En l’espèce, les versements effectués par M. [M] et Mme [J] s’imputant sur les échéances impayées les plus anciennes, le premier incident de paiement non régularisé date du 30 novembre 2021 ; l’assignation en paiement du crédit datant du 7 septembre 2023, la demande de la banque n’est pas forclose.
La cour, infirmant le jugement, déclare donc la banque recevable en sa demande en paiement.

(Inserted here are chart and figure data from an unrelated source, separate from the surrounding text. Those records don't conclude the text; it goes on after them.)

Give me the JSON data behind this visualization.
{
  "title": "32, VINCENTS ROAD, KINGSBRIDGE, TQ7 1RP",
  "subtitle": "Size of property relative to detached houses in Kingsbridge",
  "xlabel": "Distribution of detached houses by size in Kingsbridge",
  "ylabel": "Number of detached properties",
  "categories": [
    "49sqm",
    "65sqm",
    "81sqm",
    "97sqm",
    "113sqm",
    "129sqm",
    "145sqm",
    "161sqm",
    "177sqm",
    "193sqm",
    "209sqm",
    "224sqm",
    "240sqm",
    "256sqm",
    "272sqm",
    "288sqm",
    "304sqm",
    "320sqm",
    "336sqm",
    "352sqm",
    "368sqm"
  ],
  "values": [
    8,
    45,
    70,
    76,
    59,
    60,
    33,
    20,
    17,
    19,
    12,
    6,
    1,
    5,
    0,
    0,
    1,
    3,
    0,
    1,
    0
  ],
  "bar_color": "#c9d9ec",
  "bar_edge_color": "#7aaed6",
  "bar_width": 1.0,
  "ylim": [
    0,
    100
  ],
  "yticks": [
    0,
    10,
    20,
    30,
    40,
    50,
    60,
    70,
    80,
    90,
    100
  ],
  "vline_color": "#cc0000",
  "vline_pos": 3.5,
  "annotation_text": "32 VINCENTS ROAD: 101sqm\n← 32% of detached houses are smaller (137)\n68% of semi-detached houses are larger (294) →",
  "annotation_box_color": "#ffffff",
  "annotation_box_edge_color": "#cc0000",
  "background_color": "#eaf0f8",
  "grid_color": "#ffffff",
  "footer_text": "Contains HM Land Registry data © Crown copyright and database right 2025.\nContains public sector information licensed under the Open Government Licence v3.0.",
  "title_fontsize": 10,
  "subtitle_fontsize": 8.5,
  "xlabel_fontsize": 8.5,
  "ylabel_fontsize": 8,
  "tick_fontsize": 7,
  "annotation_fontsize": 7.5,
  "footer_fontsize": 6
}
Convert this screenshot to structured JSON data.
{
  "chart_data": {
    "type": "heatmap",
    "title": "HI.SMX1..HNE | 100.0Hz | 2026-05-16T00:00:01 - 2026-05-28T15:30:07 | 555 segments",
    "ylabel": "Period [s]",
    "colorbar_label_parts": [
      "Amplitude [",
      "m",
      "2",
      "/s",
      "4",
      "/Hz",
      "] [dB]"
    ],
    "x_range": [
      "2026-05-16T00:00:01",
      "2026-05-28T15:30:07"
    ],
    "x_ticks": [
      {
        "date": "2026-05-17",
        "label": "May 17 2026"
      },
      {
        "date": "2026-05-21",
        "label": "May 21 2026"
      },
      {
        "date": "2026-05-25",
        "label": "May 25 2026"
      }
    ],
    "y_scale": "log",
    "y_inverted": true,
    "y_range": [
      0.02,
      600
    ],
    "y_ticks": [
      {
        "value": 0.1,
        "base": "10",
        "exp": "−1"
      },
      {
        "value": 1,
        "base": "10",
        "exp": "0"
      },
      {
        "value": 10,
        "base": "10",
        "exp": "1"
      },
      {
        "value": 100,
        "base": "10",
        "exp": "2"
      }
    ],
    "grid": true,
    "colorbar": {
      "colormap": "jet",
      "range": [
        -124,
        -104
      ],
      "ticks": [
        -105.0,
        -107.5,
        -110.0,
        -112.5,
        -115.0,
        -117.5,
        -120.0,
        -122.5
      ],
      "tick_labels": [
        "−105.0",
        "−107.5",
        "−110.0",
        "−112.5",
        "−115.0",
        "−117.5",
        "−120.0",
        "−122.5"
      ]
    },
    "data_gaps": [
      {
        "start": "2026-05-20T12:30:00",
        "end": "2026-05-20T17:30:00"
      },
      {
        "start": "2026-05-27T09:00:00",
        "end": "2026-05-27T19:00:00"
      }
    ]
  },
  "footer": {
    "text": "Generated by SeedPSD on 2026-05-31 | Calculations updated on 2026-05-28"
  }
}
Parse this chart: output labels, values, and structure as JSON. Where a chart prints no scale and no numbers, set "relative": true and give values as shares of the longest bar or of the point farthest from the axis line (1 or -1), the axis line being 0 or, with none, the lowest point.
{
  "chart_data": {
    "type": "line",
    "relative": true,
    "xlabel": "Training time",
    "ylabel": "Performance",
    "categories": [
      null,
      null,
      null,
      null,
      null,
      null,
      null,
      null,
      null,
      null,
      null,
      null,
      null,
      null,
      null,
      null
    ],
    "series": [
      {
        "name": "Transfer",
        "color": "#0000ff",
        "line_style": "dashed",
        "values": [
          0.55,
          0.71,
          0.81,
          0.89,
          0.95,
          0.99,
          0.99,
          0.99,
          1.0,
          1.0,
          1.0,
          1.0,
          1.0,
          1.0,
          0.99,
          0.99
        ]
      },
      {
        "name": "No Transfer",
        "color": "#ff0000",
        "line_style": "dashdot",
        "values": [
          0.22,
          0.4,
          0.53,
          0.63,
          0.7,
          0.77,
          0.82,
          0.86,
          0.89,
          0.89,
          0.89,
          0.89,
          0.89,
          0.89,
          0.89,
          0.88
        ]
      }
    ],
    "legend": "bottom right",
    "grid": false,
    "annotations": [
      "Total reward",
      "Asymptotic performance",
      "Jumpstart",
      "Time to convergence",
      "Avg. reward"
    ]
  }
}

Au vu des éléments contractuels, de la déchéance du terme selon courrier du 8 juin 2023 succédant à la mise en demeure du 5 mai 2023 restée sans effet, et du décompte de créance au 12 juillet 2023, la créance de la banque sur M. [M] et Mme [J] est de 24 353,28 euros assortie des intérêts au taux de 4,65 % sur la somme de 22 623,47 euros et au taux légal sur la somme le montant de l’indemnité légale de 8 % soit sur 1 729,81 euros.
DISPOSITIF DE LA DÉCISION
PAR CES MOTIFS,
La cour, statuant par arrêt par défaut, après débats en audience publique :
Infirme, en toutes ses dispositions, le jugement entre les parties le 19 mars 2024 par le juge du contentieux de la protection du tribunal judiciaire de Besançon ;
Statuant à nouveau et y ajoutant :
Déclare la SA Creatis recevable en son action en paiement contre M. [U] [M] et Mme [Z] [J] au titre du prêt de regroupement de crédits souscrit le 31 octobre 2018 pour un montant de 29 200 euros ;
Condamne solidairement M. [U] [M] et Mme [Z] [J] à payer à la SA Creatis la somme de 24 353,28 euros assortie des intérêts au taux de 4,65 % sur la somme de 22 623,47 euros et au taux légal sur la somme de 1 729,81 euros ;
Condamne in solidum M. [U] [M] et Mme [Z] [J] aux entiers dépens de première instance et d’appel ;
Condamne in solidum M. [U] [M] et Mme [Z] [J] à verser à la SA Creatis la somme globale de 1 000 euros sur le fondement de l’article 700 du code de procédure civile de première instance et d’appel.